Pipeline
========

This page describes the algorithmic details of each STAG pipeline stage.
For code examples, see :doc:`usage`.

Data collection
---------------

Thirty-six adult red deer stags (*Cervus elaphus*) were each fitted with
two battery-powered tri-axial accelerometers (±16 g, 50 Hz; TechnoSmart
Europe):

- **Head unit** (axyTrek) — mounted at the base of the antler pedicle;
  includes a 0.5 Hz GPS logger.
- **Ear unit** (axy) — attached to the ear.

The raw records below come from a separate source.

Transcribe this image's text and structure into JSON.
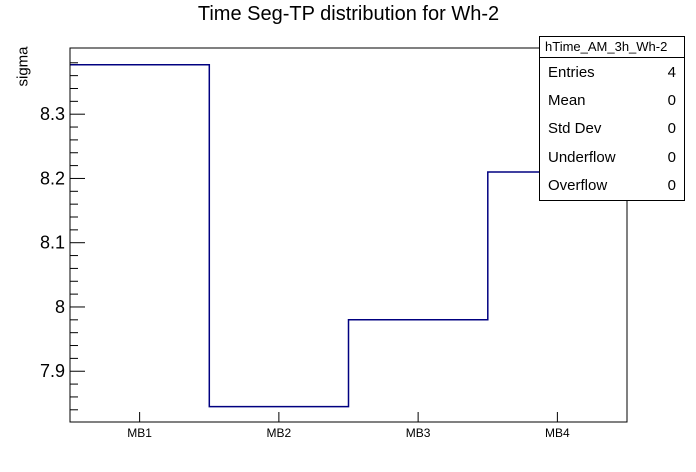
{
  "title": "Time Seg-TP distribution for Wh-2",
  "y_axis": {
    "label": "sigma"
  },
  "x_axis": {
    "labels": [
      "MB1",
      "MB2",
      "MB3",
      "MB4"
    ]
  },
  "stats_box": {
    "header": "hTime_AM_3h_Wh-2",
    "rows": [
      {
        "label": "Entries",
        "value": "4"
      },
      {
        "label": "Mean",
        "value": "0"
      },
      {
        "label": "Std Dev",
        "value": "0"
      },
      {
        "label": "Underflow",
        "value": "0"
      },
      {
        "label": "Overflow",
        "value": "0"
      }
    ]
  },
  "chart_data": {
    "type": "bar",
    "style": "step-histogram-outline",
    "categories": [
      "MB1",
      "MB2",
      "MB3",
      "MB4"
    ],
    "values": [
      8.377,
      7.845,
      7.98,
      8.21
    ],
    "title": "Time Seg-TP distribution for Wh-2",
    "xlabel": "",
    "ylabel": "sigma",
    "ylim": [
      7.821,
      8.403
    ],
    "y_major_ticks": [
      7.9,
      8,
      8.1,
      8.2,
      8.3
    ],
    "y_minor_step": 0.02,
    "grid": false,
    "legend": false,
    "line_color": "#000080",
    "frame_color": "#000000",
    "background_color": "#ffffff"
  }
}
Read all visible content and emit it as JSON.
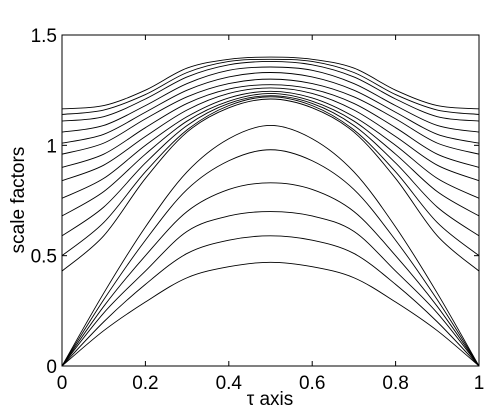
{
  "chart_data": {
    "type": "line",
    "xlabel": "τ axis",
    "ylabel": "scale factors",
    "xlim": [
      0,
      1
    ],
    "ylim": [
      0,
      1.5
    ],
    "xticks": [
      0,
      0.2,
      0.4,
      0.6,
      0.8,
      1
    ],
    "yticks": [
      0,
      0.5,
      1,
      1.5
    ],
    "xtick_labels": [
      "0",
      "0.2",
      "0.4",
      "0.6",
      "0.8",
      "1"
    ],
    "ytick_labels": [
      "0",
      "0.5",
      "1",
      "1.5"
    ],
    "grid": false,
    "legend": "none",
    "line_color": "#000000",
    "x": [
      0,
      0.1,
      0.2,
      0.3,
      0.4,
      0.5,
      0.6,
      0.7,
      0.8,
      0.9,
      1
    ],
    "series": [
      {
        "values": [
          1.165,
          1.18,
          1.25,
          1.35,
          1.39,
          1.4,
          1.39,
          1.35,
          1.25,
          1.18,
          1.165
        ]
      },
      {
        "values": [
          1.14,
          1.16,
          1.23,
          1.33,
          1.38,
          1.39,
          1.38,
          1.33,
          1.23,
          1.16,
          1.14
        ]
      },
      {
        "values": [
          1.11,
          1.13,
          1.21,
          1.31,
          1.365,
          1.38,
          1.365,
          1.31,
          1.21,
          1.13,
          1.11
        ]
      },
      {
        "values": [
          1.06,
          1.09,
          1.18,
          1.28,
          1.34,
          1.355,
          1.34,
          1.28,
          1.18,
          1.09,
          1.06
        ]
      },
      {
        "values": [
          1.01,
          1.05,
          1.15,
          1.25,
          1.31,
          1.33,
          1.31,
          1.25,
          1.15,
          1.05,
          1.01
        ]
      },
      {
        "values": [
          0.96,
          1.01,
          1.12,
          1.22,
          1.28,
          1.3,
          1.28,
          1.22,
          1.12,
          1.01,
          0.96
        ]
      },
      {
        "values": [
          0.9,
          0.96,
          1.08,
          1.19,
          1.255,
          1.275,
          1.255,
          1.19,
          1.08,
          0.96,
          0.9
        ]
      },
      {
        "values": [
          0.84,
          0.91,
          1.04,
          1.16,
          1.235,
          1.26,
          1.235,
          1.16,
          1.04,
          0.91,
          0.84
        ]
      },
      {
        "values": [
          0.76,
          0.85,
          1.0,
          1.13,
          1.215,
          1.245,
          1.215,
          1.13,
          1.0,
          0.85,
          0.76
        ]
      },
      {
        "values": [
          0.68,
          0.79,
          0.96,
          1.11,
          1.2,
          1.235,
          1.2,
          1.11,
          0.96,
          0.79,
          0.68
        ]
      },
      {
        "values": [
          0.59,
          0.72,
          0.92,
          1.09,
          1.19,
          1.225,
          1.19,
          1.09,
          0.92,
          0.72,
          0.59
        ]
      },
      {
        "values": [
          0.5,
          0.65,
          0.88,
          1.07,
          1.18,
          1.22,
          1.18,
          1.07,
          0.88,
          0.65,
          0.5
        ]
      },
      {
        "values": [
          0.43,
          0.59,
          0.85,
          1.06,
          1.17,
          1.21,
          1.17,
          1.06,
          0.85,
          0.59,
          0.43
        ]
      },
      {
        "values": [
          0,
          0.33,
          0.63,
          0.88,
          1.03,
          1.09,
          1.03,
          0.88,
          0.63,
          0.33,
          0
        ]
      },
      {
        "values": [
          0,
          0.3,
          0.57,
          0.8,
          0.93,
          0.98,
          0.93,
          0.8,
          0.57,
          0.3,
          0
        ]
      },
      {
        "values": [
          0,
          0.27,
          0.5,
          0.7,
          0.8,
          0.83,
          0.8,
          0.7,
          0.5,
          0.27,
          0
        ]
      },
      {
        "values": [
          0,
          0.24,
          0.43,
          0.61,
          0.68,
          0.7,
          0.68,
          0.61,
          0.43,
          0.24,
          0
        ]
      },
      {
        "values": [
          0,
          0.2,
          0.37,
          0.51,
          0.57,
          0.59,
          0.57,
          0.51,
          0.37,
          0.2,
          0
        ]
      },
      {
        "values": [
          0,
          0.16,
          0.29,
          0.4,
          0.45,
          0.47,
          0.45,
          0.4,
          0.29,
          0.16,
          0
        ]
      }
    ]
  }
}
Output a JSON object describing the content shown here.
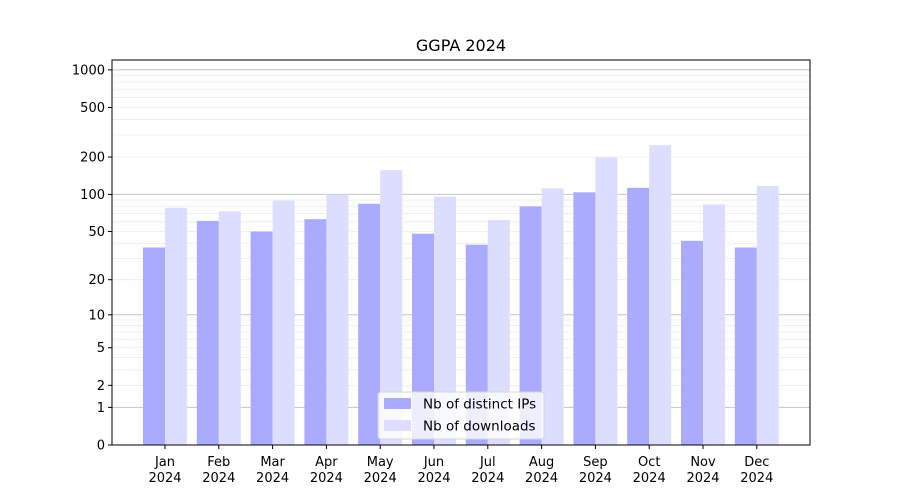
{
  "chart_data": {
    "type": "bar",
    "title": "GGPA 2024",
    "xlabel": "",
    "ylabel": "",
    "y_scale": "log(1+y)",
    "ylim": [
      0,
      1200
    ],
    "y_ticks": [
      0,
      1,
      2,
      5,
      10,
      20,
      50,
      100,
      200,
      500,
      1000
    ],
    "categories": [
      "Jan\n2024",
      "Feb\n2024",
      "Mar\n2024",
      "Apr\n2024",
      "May\n2024",
      "Jun\n2024",
      "Jul\n2024",
      "Aug\n2024",
      "Sep\n2024",
      "Oct\n2024",
      "Nov\n2024",
      "Dec\n2024"
    ],
    "series": [
      {
        "name": "Nb of distinct IPs",
        "color": "#aaaaff",
        "values": [
          37,
          61,
          50,
          63,
          84,
          48,
          39,
          80,
          104,
          113,
          42,
          37
        ]
      },
      {
        "name": "Nb of downloads",
        "color": "#ddddff",
        "values": [
          78,
          73,
          89,
          100,
          157,
          96,
          62,
          112,
          199,
          249,
          83,
          117
        ]
      }
    ],
    "grid": true,
    "legend_position": "bottom-center"
  }
}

Stags were monitored for 48 h in a paddock with *ad libitum* food and
water. Simultaneous video (30 Hz) served as ground truth.

Feature set
-----------

Six accelerometer axes (three head, three ear) are standardised to zero
mean and unit variance. GPS-derived speed and tortuosity are retained only
for coarse ground-truthing due to the 100× sampling-rate mismatch between
accelerometers (50 Hz) and GPS (0.5 Hz).

**Tortuosity** is defined as the arc–chord ratio over three consecutive
GPS fixes:

.. math::

   \\tau = \\frac{\\|\\vec{p}_1 - \\vec{p}_0\\| + \\|\\vec{p}_2 - \\vec{p}_1\\|}{\\|\\vec{p}_2 - \\vec{p}_0\\|}

A straight trajectory yields τ = 1; higher values indicate more sinuous
paths.

Clustering
----------

*k*-means (Lloyd's algorithm, squared Euclidean distance) partitions the
z-scored feature vectors into *k* prototypical movements. The GPU
implementation uses RAPIDS cuML for scalability.

**Model selection** evaluates k = 2–50 (24 settings × 200 independent
runs = 48 000 fits) using two criteria:

1. **Cluster quality** — Calinski–Harabasz index (higher is better).
2. **Cluster stability** — contiguous leave-out: a block of 1 − *r* of the
   time series is removed (r ∈ {0.50, 0.75, 0.90, 1.00}), the block is
   slid in 2 % steps, and centroid drift is measured via Hungarian
   assignment. Low drift = stable solution.

k = 8 was selected as a joint compromise of quality and stability.

Behavioural prototypes
----------------------

The eight prototypical movements (PM₀–PM₇) fall into three categories:

- **Inactive** (PM₀, PM₁, PM₃) — lying / standing, ± rumination /
  panting. 65.5 % of the time budget.
- **Grazing** (PM₆, PM₇) — grazing while walking, and stationary
  grazing.
- **Ear flicks** (PM₂, PM₄, PM₅) — rapid ear movements in response to
  irritants (e.g. flies), each < 1 s.

Hidden Markov Model
-------------------

The prototype label sequence is modelled as a first-order Markov chain.
**Super-prototypes** are frequent triplets of successive labels exceeding
a probability threshold, representing compound behaviours:

- *Grazing cycle*: stationary graze → step → stationary graze (the most
  frequent triplet).
- *Ear-flick bout*: PM₂ → PM₅ → PM₄ (a top-five triplet, condensing a
  flurry of ear movements into a single event).

Circadian analysis
------------------

Classified data are aggregated into hourly bins over a 24 h period
(second day only, after acclimation). Grazing peaks in morning, midday,
and evening; inactive states dominate overnight. Ear flicks show a marked
daytime peak, correlating with insect activity.

On-animal deployment
--------------------

Classification reduces to a nearest-centroid operation. On an Arduino Uno
(16 MHz ATmega328P) the C implementation achieves 4.3 × 10⁸
classifications per second — four orders of magnitude faster than the
50 Hz sensor sampling rate. Memory footprint is a few kilobytes.